Uitspraak
1.Procesverloop in cassatie
2.Beoordeling van de cassatiemiddelen
3.Ambtshalve beoordeling van de uitspraak van het hof
4.Beslissing
13 april 2021.
Hoge Raad
In deze zaak heeft de Hoge Raad op 13 april 2021 uitspraak gedaan in een cassatieprocedure tegen een arrest van het gerechtshof Arnhem-Leeuwarden van 25 november 2019. De verdachte, geboren in 1992, was in deze strafzaak veroordeeld voor bedreiging van een winkelmedewerkster en voor bedreiging met een terroristisch misdrijf, alsook voor belediging van een reclasseringsmedewerker. De Hoge Raad heeft de klachten van de verdachte over de uitspraak van het hof beoordeeld en geconcludeerd dat deze klachten niet kunnen leiden tot vernietiging van de uitspraak. De advocaat-generaal E.J. Hofstee had geconcludeerd tot verwerping van het beroep, en de raadsvrouw van de verdachte heeft daarop schriftelijk gereageerd.

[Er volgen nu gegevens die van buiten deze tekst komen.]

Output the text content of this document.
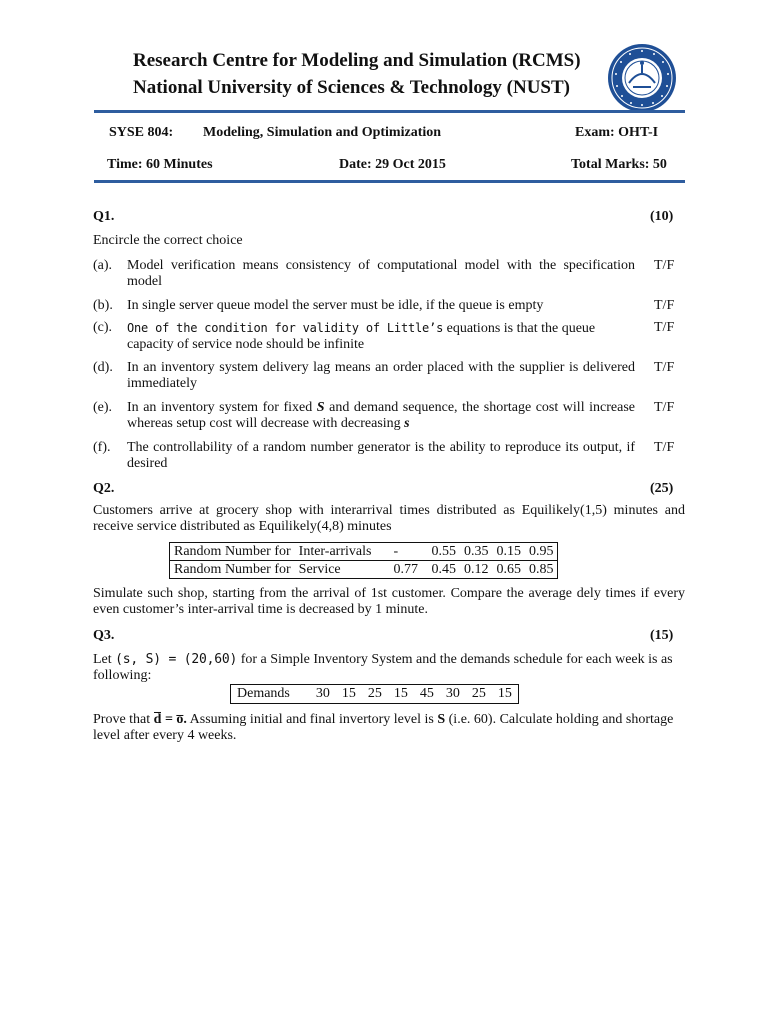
Research Centre for Modeling and Simulation (RCMS)
National University of Sciences & Technology (NUST)
SYSE 804: Modeling, Simulation and Optimization	Exam: OHT-I
Time: 60 Minutes	Date: 29 Oct 2015	Total Marks: 50
Q1.	(10)
Encircle the correct choice
(a). Model verification means consistency of computational model with the specification model
T/F
(b). In single server queue model the server must be idle, if the queue is empty	T/F
(c). One of the condition for validity of Little’s equations is that the queue capacity of service node should be infinite
T/F
(d). In an inventory system delivery lag means an order placed with the supplier is delivered immediately
T/F
(e). In an inventory system for fixed S and demand sequence, the shortage cost will increase whereas setup cost will decrease with decreasing s
T/F
(f). The controllability of a random number generator is the ability to reproduce its output, if desired
T/F
Q2.	(25)
Customers arrive at grocery shop with interarrival times distributed as Equilikely(1,5) minutes and receive service distributed as Equilikely(4,8) minutes
Random Number for	Inter-arrivals	-	0.55	0.35	0.15	0.95
Random Number for	Service	0.77	0.45	0.12	0.65	0.85
Simulate such shop, starting from the arrival of 1st customer. Compare the average dely times if every even customer’s inter-arrival time is decreased by 1 minute.
Q3.	(15)
Let (s, S) = (20,60) for a Simple Inventory System and the demands schedule for each week is as following:
Demands	30	15	25	15	45	30	25	15
Prove that d̅ = o̅. Assuming initial and final invertory level is S (i.e. 60). Calculate holding and shortage level after every 4 weeks.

De Hoge Raad heeft vastgesteld dat de verdachte zich in voorlopige hechtenis bevindt en dat er meer dan zestien maanden zijn verstreken sinds het instellen van het cassatieberoep. Dit betekent dat de redelijke termijn, zoals bedoeld in artikel 6 lid 1 van het Europees Verdrag tot bescherming van de rechten van de mens, is overschreden. De Hoge Raad heeft geoordeeld dat de door het hof gelaste maatregel van terbeschikkingstelling met bevel tot verpleging van overheidswege zich niet leent voor vermindering, en heeft met dat oordeel volstaan. Uiteindelijk heeft de Hoge Raad het beroep verworpen.